By Ding Gang Source: Global Times Published: 2019-10-24
I attended the 7th China-ROK Public Diplomacy Forum held from October 16 to 18 in Incheon, South Korea. The theme of the first session focused on peace and cooperation in Northeast Asia. During the tea break, a member of the South Korean audience walked up to me and asked very inquisitively: "Can you [China] defeat the US?"
What he was referring to is the trade war. I replied that first it is not an issue about victory or defeat. Second, China is not trying to defeat the US, which is not capable of vanquishing China.

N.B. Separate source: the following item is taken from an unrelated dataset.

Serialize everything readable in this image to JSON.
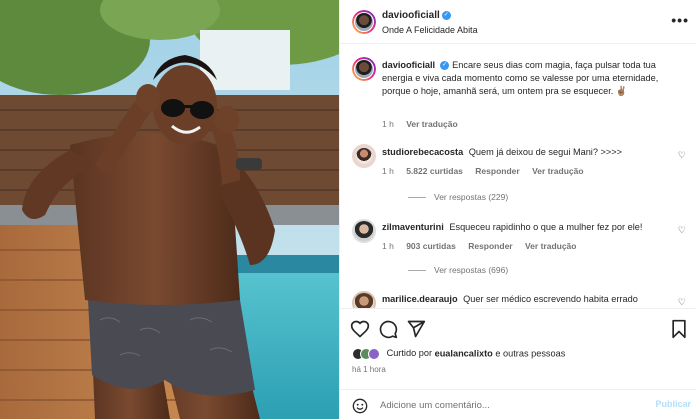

The look in his eyes said he was unwilling to believe Beijing could stand up to the pressure from Washington. This person's question brought to the fore two points - one is that China-US rivalry is a zero-sum game over who will have the final say in Asia; the other one is that South Koreans still contend the US is more powerful.
Such a strong notion was evident in the discussion. I proposed that East Asian countries need to explore how to gradually establish a new security framework by cooperation in trade and economy, in an attempt to avoid falling into a security dilemma influenced by outside forces.
A South Korean scholar clearly did not agree with me. He argued that the North Korea issue can only be resolved by relying on the US and encouraging communication and reconciliation between Washington and Pyongyang. My interactions with South Korean scholars show that a majority of them hold such a view. They are tirelessly working to seek a solution to the issue within existing mechanisms.
It is time we question the current security structure. For how many years have we been dependent on it? Have the problems been tackled? Have the problems moved toward a solution or worsened? The answers can only be found within the current structure.
Despite the demise of the Cold War, the security architecture from the time has remained and there is no sign of a new structure coming to replace it. At least South Korea and Japan are still US military allies. Some bitterness and rift due to the Cold War are still there, and these issues have manifested themselves in division of the Korean Peninsula and the unrealized reunification of China.
The military alliance formed by the US, South Korea and Japan still has a clear target - North Korea. South Korean wartime operational command is still in the hands of Americans. In recent years, it has become increasingly apparent that due to change in US policies, this alliance has stepped up military coordination and deployment against China and Russia. We can see that from the deployment of the Terminal High Altitude Area Defense (THAAD) system in South Korea in 2017.
It is fair to say that the existing insecurity among relevant parties is fundamentally related to this structure, but the increased insecurity at the same time has reinforced the current security structure.
Therefore, it is necessary to change the existing structure so as to augment the sense of security and mutual trust of all parties. However, this may eventually lead to a collapse of US-led regional military alliance, which then would not be necessary any more. The US won't be happy to see that happen. Besides, it may also not be an appealing outcome for Japan and South Korea as the two countries are showing increasing dependence on the US at the moment.
Kim Ki-jung, professor of political science and international relations at Seoul's Yonsei University, expounded his points of view in relation to Europe. He thought that after WWII, Europe has found a path to sustained peace and resolved the problems of war and peace.
Most scholars in East Asia would like to compare the status quo of this region with Europe. This comparison is not wrong, but what is more important is to figure out what exactly is needed in East Asia.
Obviously, what lacks in East Asia is a new system of cooperation, or at least something like the economic or trade cooperation mechanism of the European Community in the bloc's early years. This is the real dilemma East Asia is in.
The author is a senior editor with People's Daily, and currently a senior fellow with the Chongyang Institute for Financial Studies at Renmin University of China.